Sang: I felt so excited because it was my first time taking part in a race, and moreover it was the famous “Spartan Race”. It was very challenging and I felt motivated to continue the race after witnessing a group of ladies finishing the race. It made me feel stronger.
Johnny: It was exciting, I could say that this was my first time participating in a race. I was discouraged at the beginning, after seeing all the other participants were strongly-build and bigger than me, but then trusting God, knowing that He will give me strength, I was no longer afraid. Praise The Lord.
First obsticle… Over this wall to the starting line.
Do you have these types of activities back home?
Sang & Johnny: No. We don’t have such events in our country.
Did you learn anything through this race?
Sang: Yes, I learnt how to work as a team, to be patient and not to rush into things and at the same time to help others in need.
Johnny: Patience, team work and helping others.
Would you like to participate in a race like this again?
Sang: Yes, but financially I just can’t afford it.

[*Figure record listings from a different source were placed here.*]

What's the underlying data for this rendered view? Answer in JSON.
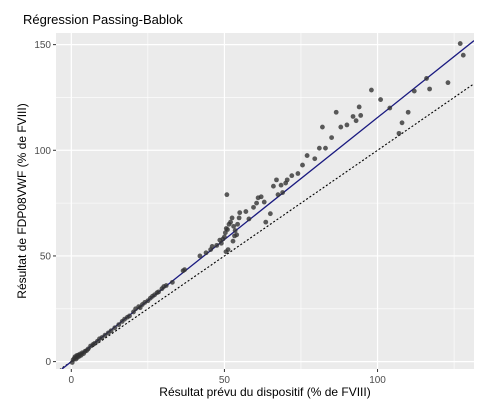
{
  "chart_data": {
    "type": "scatter",
    "title": "Régression Passing-Bablok",
    "xlabel": "Résultat prévu du dispositif (% de FVIII)",
    "ylabel": "Résultat de FDP08VWF (% de FVIII)",
    "xlim": [
      -5,
      131.5
    ],
    "ylim": [
      -3.5,
      155.5
    ],
    "x_ticks": [
      0,
      50,
      100
    ],
    "x_tick_labels": [
      "0",
      "50",
      "100"
    ],
    "y_ticks": [
      0,
      50,
      100,
      150
    ],
    "y_tick_labels": [
      "0",
      "50",
      "100",
      "150"
    ],
    "grid": true,
    "background": "#ebebeb",
    "grid_color": "#ffffff",
    "point_color": "#333333",
    "point_opacity": 0.8,
    "regression_line": {
      "slope": 1.155,
      "intercept": 0.0,
      "color": "#1a1a80",
      "style": "solid"
    },
    "identity_line": {
      "slope": 1.0,
      "intercept": 0.0,
      "color": "#000000",
      "style": "dotted"
    },
    "points": [
      [
        0.3,
        -0.4
      ],
      [
        0.6,
        0.9
      ],
      [
        1.0,
        1.5
      ],
      [
        1.2,
        2.3
      ],
      [
        1.5,
        1.2
      ],
      [
        1.8,
        2.9
      ],
      [
        2.0,
        2.0
      ],
      [
        2.3,
        3.1
      ],
      [
        2.6,
        2.5
      ],
      [
        2.9,
        3.6
      ],
      [
        3.2,
        3.0
      ],
      [
        3.6,
        4.2
      ],
      [
        4.0,
        3.8
      ],
      [
        4.5,
        4.9
      ],
      [
        5.0,
        5.2
      ],
      [
        5.5,
        6.0
      ],
      [
        6.3,
        7.4
      ],
      [
        7.1,
        8.1
      ],
      [
        7.6,
        8.6
      ],
      [
        8.5,
        9.6
      ],
      [
        9.2,
        10.8
      ],
      [
        10.0,
        11.4
      ],
      [
        11.0,
        12.5
      ],
      [
        12.1,
        13.6
      ],
      [
        13.0,
        14.6
      ],
      [
        14.2,
        16.0
      ],
      [
        15.5,
        17.5
      ],
      [
        16.6,
        19.0
      ],
      [
        17.4,
        20.1
      ],
      [
        18.3,
        21.0
      ],
      [
        19.0,
        21.6
      ],
      [
        20.3,
        23.5
      ],
      [
        21.0,
        25.0
      ],
      [
        22.0,
        26.0
      ],
      [
        22.5,
        25.5
      ],
      [
        23.2,
        27.0
      ],
      [
        24.0,
        28.0
      ],
      [
        25.0,
        28.8
      ],
      [
        25.8,
        30.0
      ],
      [
        26.5,
        30.9
      ],
      [
        27.2,
        31.6
      ],
      [
        28.0,
        32.6
      ],
      [
        28.5,
        33.0
      ],
      [
        29.6,
        34.5
      ],
      [
        30.2,
        35.5
      ],
      [
        31.0,
        36.0
      ],
      [
        33.0,
        37.5
      ],
      [
        36.5,
        43.0
      ],
      [
        37.0,
        43.5
      ],
      [
        42.0,
        50.0
      ],
      [
        44.0,
        51.5
      ],
      [
        45.5,
        53.0
      ],
      [
        46.0,
        54.5
      ],
      [
        47.5,
        55.0
      ],
      [
        48.5,
        57.5
      ],
      [
        49.0,
        56.0
      ],
      [
        49.5,
        58.0
      ],
      [
        50.0,
        59.0
      ],
      [
        50.3,
        61.0
      ],
      [
        50.6,
        63.0
      ],
      [
        51.0,
        62.5
      ],
      [
        51.5,
        65.0
      ],
      [
        52.0,
        66.0
      ],
      [
        52.5,
        68.0
      ],
      [
        53.0,
        64.0
      ],
      [
        53.5,
        62.0
      ],
      [
        54.0,
        60.0
      ],
      [
        54.3,
        65.0
      ],
      [
        54.8,
        68.0
      ],
      [
        50.5,
        52.0
      ],
      [
        50.8,
        79.0
      ],
      [
        51.2,
        53.0
      ],
      [
        52.8,
        57.0
      ],
      [
        53.3,
        59.5
      ],
      [
        55.0,
        70.5
      ],
      [
        57.0,
        71.0
      ],
      [
        58.0,
        67.5
      ],
      [
        59.5,
        73.0
      ],
      [
        60.5,
        75.0
      ],
      [
        61.0,
        77.5
      ],
      [
        62.0,
        78.0
      ],
      [
        63.0,
        75.5
      ],
      [
        63.5,
        66.0
      ],
      [
        65.0,
        70.0
      ],
      [
        66.0,
        83.0
      ],
      [
        67.0,
        86.0
      ],
      [
        67.5,
        79.0
      ],
      [
        68.5,
        83.5
      ],
      [
        69.0,
        80.0
      ],
      [
        70.0,
        84.5
      ],
      [
        70.5,
        86.0
      ],
      [
        72.0,
        88.0
      ],
      [
        74.0,
        89.0
      ],
      [
        75.5,
        93.0
      ],
      [
        77.0,
        97.5
      ],
      [
        79.5,
        96.0
      ],
      [
        81.0,
        101.0
      ],
      [
        82.0,
        111.0
      ],
      [
        83.0,
        101.0
      ],
      [
        85.0,
        106.0
      ],
      [
        86.5,
        118.0
      ],
      [
        88.0,
        111.0
      ],
      [
        90.0,
        112.0
      ],
      [
        92.0,
        116.0
      ],
      [
        93.0,
        114.0
      ],
      [
        94.0,
        120.5
      ],
      [
        94.5,
        116.5
      ],
      [
        98.0,
        128.5
      ],
      [
        101.0,
        124.0
      ],
      [
        104.0,
        120.0
      ],
      [
        107.0,
        108.0
      ],
      [
        108.0,
        113.0
      ],
      [
        110.0,
        118.0
      ],
      [
        112.0,
        128.0
      ],
      [
        116.0,
        134.0
      ],
      [
        117.0,
        129.0
      ],
      [
        123.0,
        132.0
      ],
      [
        127.0,
        150.5
      ],
      [
        128.0,
        145.0
      ]
    ]
  }
}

Johnny: Yes, but I don’t have enough money to spend on this. I pray that God will bless me.
Why sign up ElShaddai students to be involve in this race? What was the thought behind it?

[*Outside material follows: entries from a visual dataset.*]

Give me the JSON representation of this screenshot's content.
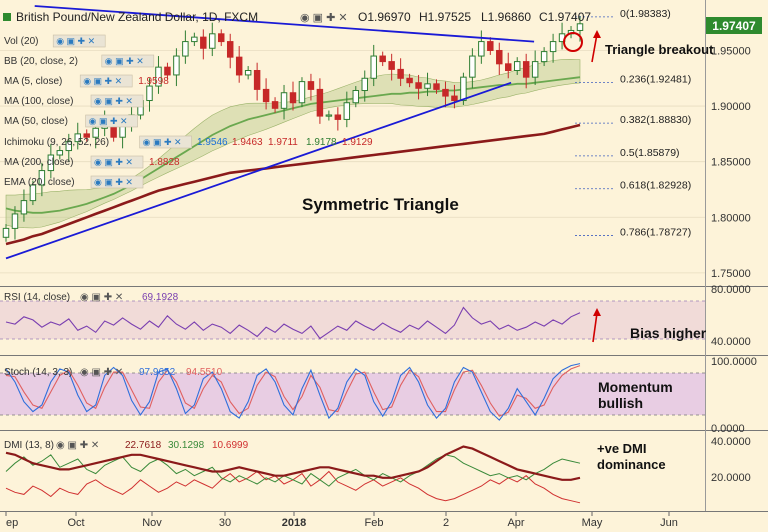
{
  "header": {
    "instrument": "British Pound/New Zealand Dollar, 1D, FXCM",
    "ohlc": {
      "open": "O1.96970",
      "high": "H1.97525",
      "low": "L1.96860",
      "close": "C1.97407"
    },
    "current_price": "1.97407"
  },
  "colors": {
    "background": "#fdf3d9",
    "price_up": "#2e7d32",
    "price_down": "#c62828",
    "trendline": "#1a1ad6",
    "ma200": "#8b1a1a",
    "ma100": "#6aa84f",
    "cloud": "#b7c98a",
    "rsi": "#7a3fb0",
    "stoch_k": "#2f6fdb",
    "stoch_d": "#e06060",
    "dmi_plus": "#3a8a3a",
    "dmi_minus": "#d03030",
    "adx": "#8b1a1a",
    "annotation": "#d00000"
  },
  "indicator_legends": [
    {
      "label": "Vol (20)",
      "value": ""
    },
    {
      "label": "BB (20, close, 2)",
      "value": ""
    },
    {
      "label": "MA (5, close)",
      "value": "1.9598"
    },
    {
      "label": "MA (100, close)",
      "value": ""
    },
    {
      "label": "MA (50, close)",
      "value": ""
    },
    {
      "label": "Ichimoku (9, 26, 52, 26)",
      "value": ""
    },
    {
      "label": "MA (200, close)",
      "value": "1.8828"
    },
    {
      "label": "EMA (20, close)",
      "value": ""
    }
  ],
  "ichimoku_values": [
    "1.9546",
    "1.9463",
    "1.9711",
    "1.9178",
    "1.9129"
  ],
  "fibonacci": [
    {
      "label": "0(1.98383)",
      "value": 1.98383
    },
    {
      "label": "0.236(1.92481)",
      "value": 1.92481
    },
    {
      "label": "0.382(1.88830)",
      "value": 1.8883
    },
    {
      "label": "0.5(1.85879)",
      "value": 1.85879
    },
    {
      "label": "0.618(1.82928)",
      "value": 1.82928
    },
    {
      "label": "0.786(1.78727)",
      "value": 1.78727
    }
  ],
  "annotations": {
    "pattern": "Symmetric Triangle",
    "breakout": "Triangle breakout",
    "rsi_note": "Bias higher",
    "stoch_note": "Momentum bullish",
    "dmi_note": "+ve DMI dominance"
  },
  "oscillator_legends": {
    "rsi": {
      "label": "RSI (14, close)",
      "value": "69.1928"
    },
    "stoch": {
      "label": "Stoch (14, 3, 3)",
      "values": [
        "97.9652",
        "94.5510"
      ]
    },
    "dmi": {
      "label": "DMI (13, 8)",
      "values": [
        "22.7618",
        "30.1298",
        "10.6999"
      ]
    }
  },
  "chart_data": [
    {
      "type": "candlestick",
      "title": "British Pound/New Zealand Dollar, 1D, FXCM",
      "x_ticks": [
        "ep",
        "Oct",
        "Nov",
        "30",
        "2018",
        "Feb",
        "2",
        "Apr",
        "May",
        "Jun"
      ],
      "y_ticks": [
        "1.95000",
        "1.90000",
        "1.85000",
        "1.80000",
        "1.75000"
      ],
      "ylim": [
        1.74,
        1.99
      ],
      "last": 1.97407,
      "series": [
        {
          "name": "price",
          "values": [
            1.79,
            1.803,
            1.815,
            1.829,
            1.842,
            1.856,
            1.86,
            1.868,
            1.875,
            1.872,
            1.88,
            1.886,
            1.872,
            1.884,
            1.892,
            1.905,
            1.918,
            1.935,
            1.928,
            1.945,
            1.958,
            1.962,
            1.952,
            1.965,
            1.958,
            1.944,
            1.928,
            1.932,
            1.915,
            1.904,
            1.898,
            1.912,
            1.903,
            1.922,
            1.915,
            1.891,
            1.892,
            1.888,
            1.903,
            1.914,
            1.925,
            1.945,
            1.94,
            1.933,
            1.925,
            1.921,
            1.916,
            1.92,
            1.915,
            1.909,
            1.905,
            1.926,
            1.945,
            1.958,
            1.95,
            1.938,
            1.932,
            1.94,
            1.926,
            1.94,
            1.949,
            1.958,
            1.965,
            1.968,
            1.974
          ]
        },
        {
          "name": "MA (200, close)",
          "values": [
            1.776,
            1.778,
            1.78,
            1.783,
            1.785,
            1.788,
            1.791,
            1.794,
            1.797,
            1.8,
            1.803,
            1.806,
            1.809,
            1.812,
            1.815,
            1.818,
            1.821,
            1.824,
            1.826,
            1.828,
            1.83,
            1.832,
            1.834,
            1.836,
            1.838,
            1.84,
            1.841,
            1.842,
            1.843,
            1.844,
            1.845,
            1.846,
            1.847,
            1.848,
            1.849,
            1.85,
            1.851,
            1.852,
            1.853,
            1.854,
            1.855,
            1.856,
            1.857,
            1.858,
            1.859,
            1.86,
            1.861,
            1.862,
            1.863,
            1.864,
            1.865,
            1.866,
            1.867,
            1.868,
            1.869,
            1.87,
            1.871,
            1.872,
            1.873,
            1.874,
            1.875,
            1.877,
            1.879,
            1.881,
            1.883
          ]
        },
        {
          "name": "MA (100, close)",
          "values": [
            1.808,
            1.806,
            1.805,
            1.804,
            1.804,
            1.805,
            1.806,
            1.808,
            1.81,
            1.812,
            1.815,
            1.818,
            1.821,
            1.825,
            1.829,
            1.834,
            1.839,
            1.844,
            1.849,
            1.854,
            1.859,
            1.864,
            1.869,
            1.874,
            1.878,
            1.882,
            1.885,
            1.888,
            1.89,
            1.892,
            1.894,
            1.896,
            1.898,
            1.9,
            1.902,
            1.903,
            1.904,
            1.905,
            1.906,
            1.907,
            1.908,
            1.909,
            1.91,
            1.911,
            1.911,
            1.912,
            1.912,
            1.913,
            1.913,
            1.914,
            1.914,
            1.915,
            1.916,
            1.917,
            1.918,
            1.919,
            1.919,
            1.92,
            1.92,
            1.921,
            1.922,
            1.923,
            1.924,
            1.925,
            1.926
          ]
        }
      ],
      "trendlines": [
        {
          "name": "upper",
          "from": [
            0.05,
            1.99
          ],
          "to": [
            0.92,
            1.958
          ]
        },
        {
          "name": "lower",
          "from": [
            0.0,
            1.763
          ],
          "to": [
            0.88,
            1.921
          ]
        }
      ]
    },
    {
      "type": "line",
      "title": "RSI (14, close)",
      "y_ticks": [
        "80.0000",
        "40.0000"
      ],
      "ylim": [
        30,
        90
      ],
      "series": [
        {
          "name": "RSI",
          "values": [
            60,
            58,
            65,
            62,
            55,
            60,
            57,
            63,
            52,
            56,
            50,
            61,
            57,
            64,
            58,
            53,
            61,
            55,
            66,
            58,
            53,
            60,
            52,
            58,
            55,
            49,
            57,
            52,
            46,
            55,
            50,
            58,
            53,
            49,
            56,
            44,
            50,
            56,
            52,
            61,
            56,
            52,
            59,
            54,
            50,
            57,
            53,
            61,
            55,
            49,
            57,
            74,
            64,
            58,
            61,
            53,
            57,
            52,
            55,
            60,
            56,
            62,
            58,
            65,
            69
          ]
        }
      ]
    },
    {
      "type": "line",
      "title": "Stoch (14, 3, 3)",
      "y_ticks": [
        "100.0000",
        "0.0000"
      ],
      "ylim": [
        0,
        105
      ],
      "series": [
        {
          "name": "%K",
          "values": [
            90,
            70,
            40,
            25,
            35,
            70,
            90,
            85,
            50,
            25,
            35,
            80,
            92,
            80,
            42,
            20,
            40,
            85,
            90,
            60,
            22,
            35,
            75,
            85,
            60,
            25,
            15,
            40,
            80,
            90,
            70,
            35,
            20,
            60,
            88,
            50,
            15,
            30,
            70,
            90,
            80,
            40,
            18,
            40,
            80,
            92,
            70,
            35,
            15,
            30,
            70,
            92,
            85,
            55,
            25,
            12,
            30,
            60,
            40,
            20,
            45,
            75,
            88,
            95,
            98
          ]
        },
        {
          "name": "%D",
          "values": [
            80,
            78,
            55,
            35,
            30,
            55,
            80,
            88,
            65,
            38,
            30,
            62,
            85,
            85,
            58,
            32,
            30,
            70,
            88,
            70,
            38,
            30,
            60,
            80,
            70,
            40,
            22,
            30,
            65,
            85,
            78,
            48,
            28,
            48,
            80,
            62,
            28,
            25,
            55,
            82,
            85,
            55,
            28,
            32,
            65,
            88,
            78,
            48,
            25,
            25,
            58,
            85,
            88,
            65,
            38,
            18,
            24,
            50,
            45,
            30,
            35,
            62,
            80,
            90,
            95
          ]
        }
      ]
    },
    {
      "type": "line",
      "title": "DMI (13, 8)",
      "y_ticks": [
        "40.0000",
        "20.0000"
      ],
      "ylim": [
        8,
        44
      ],
      "series": [
        {
          "name": "ADX",
          "values": [
            35,
            34,
            32,
            30,
            29,
            28,
            27,
            27,
            28,
            29,
            30,
            31,
            32,
            33,
            34,
            34,
            33,
            32,
            31,
            30,
            29,
            28,
            27,
            26,
            26,
            27,
            28,
            27,
            26,
            25,
            24,
            24,
            25,
            26,
            27,
            28,
            28,
            27,
            26,
            25,
            24,
            24,
            23,
            23,
            24,
            25,
            26,
            28,
            31,
            34,
            36,
            38,
            37,
            35,
            33,
            31,
            29,
            27,
            26,
            25,
            24,
            23,
            22,
            22,
            23
          ]
        },
        {
          "name": "+DI",
          "values": [
            26,
            30,
            33,
            29,
            31,
            34,
            28,
            30,
            32,
            27,
            25,
            29,
            31,
            33,
            28,
            26,
            30,
            32,
            29,
            25,
            27,
            24,
            26,
            28,
            23,
            21,
            24,
            22,
            20,
            23,
            21,
            24,
            22,
            20,
            25,
            22,
            19,
            23,
            25,
            27,
            24,
            22,
            25,
            23,
            21,
            24,
            26,
            29,
            32,
            34,
            33,
            30,
            28,
            26,
            24,
            25,
            23,
            24,
            22,
            25,
            27,
            30,
            32,
            31,
            30
          ]
        },
        {
          "name": "-DI",
          "values": [
            18,
            16,
            15,
            19,
            17,
            14,
            18,
            16,
            15,
            20,
            22,
            19,
            17,
            15,
            18,
            22,
            19,
            16,
            18,
            21,
            19,
            22,
            20,
            18,
            22,
            25,
            21,
            23,
            26,
            22,
            24,
            20,
            22,
            25,
            19,
            22,
            26,
            21,
            19,
            17,
            20,
            22,
            19,
            21,
            23,
            20,
            18,
            15,
            13,
            12,
            13,
            15,
            17,
            19,
            22,
            20,
            23,
            21,
            24,
            20,
            18,
            15,
            13,
            12,
            11
          ]
        }
      ]
    }
  ]
}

Noraini: In the first Peace Camp that The Blue Ribbon conducted, some of the ERLC students expressed their interest in running competitively. I thought it would be a great opportunity for them to be invited to Spartan Race.

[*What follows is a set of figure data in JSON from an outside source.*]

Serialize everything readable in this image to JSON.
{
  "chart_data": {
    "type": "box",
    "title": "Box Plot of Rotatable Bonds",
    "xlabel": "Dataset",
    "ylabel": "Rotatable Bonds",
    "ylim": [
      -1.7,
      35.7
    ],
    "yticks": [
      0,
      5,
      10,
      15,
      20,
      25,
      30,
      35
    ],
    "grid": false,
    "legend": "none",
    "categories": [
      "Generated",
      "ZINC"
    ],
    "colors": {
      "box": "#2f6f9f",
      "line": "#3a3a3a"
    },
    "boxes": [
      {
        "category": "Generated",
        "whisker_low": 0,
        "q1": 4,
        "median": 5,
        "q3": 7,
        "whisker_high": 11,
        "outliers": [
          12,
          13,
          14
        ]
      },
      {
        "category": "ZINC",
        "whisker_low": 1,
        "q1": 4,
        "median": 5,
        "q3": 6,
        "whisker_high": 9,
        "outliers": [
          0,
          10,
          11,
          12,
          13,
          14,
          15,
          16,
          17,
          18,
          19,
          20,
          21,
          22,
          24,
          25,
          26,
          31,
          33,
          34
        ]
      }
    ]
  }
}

I had a major surgery 3 years ago and my hamstring is still recovering. My discipline and determination to do this race in spite of my leg situation expresses my desire to help underprevillaged young girls pursuing their dreams for higher education. I am so glad that The Blue Ribbon can partner with ECB not only in providing education, but also in transforming community.
What was your experience to be involved in this race especially with students that are new to the race?
Noraini: It’s my first Spartan Race too. I have many friends from Malaysia, but…
It’s irony but very fulfilling that I completed my first Spartan Race with 15 years old Sang Sang and Johnny, two youngsters who are in refuge in my home country.
As a trio-team, I believe we finished well 2 hours was not too bad for first timers and an aging lady like me.
Sang Sang and Johnny waited for me occasionally during the race as they were much faster in overcoming some obstacles. Their fitness level and agility was very impressive! There were times when we all failed some obstacles and laughed as we did burpees together as penalty for failing. There were times too when I had the opportunity to encourage them to keep going. At the slip wall, Sang Sang and another racer pulled me over the tip of the wall. I could not overcome this obstacle, and hence the race if he had not help me!
I am also very proud that both of them walked the lady who had her ankle sprained, to the finishing line. She completed her Beast Race challenge.
To me, Sang Sang and Johnny completed two challenges; one was Spartan Sprint Open and the other compassion. They earned the true medallions!
Imagine how great our nation shall be if those in refuge in our country are given the opportunity to unleash their full capacity.
It was also awesome to know Sang Sang and Johnny personally. I was very delighted to see them laughing and enjoying themselves trying different obstacles prior to the race.
The race was one thing, but the friendship we built from the time they stayed at my house, to running together and having food together has taught me a lot about sharing. I have never imagined that they have never eaten satay and crab before, especially after staying for a number of years in Malaysia.
I wished we could have been more hospitable to others in refuge in our country, for example by inviting them to our home for Hari Raya, Christmas or any other festivities.
From this race, I felt glad to be given the opportunity to extend hospitality and comrade spirit to them, and to peek into their lives and to be a part of that too.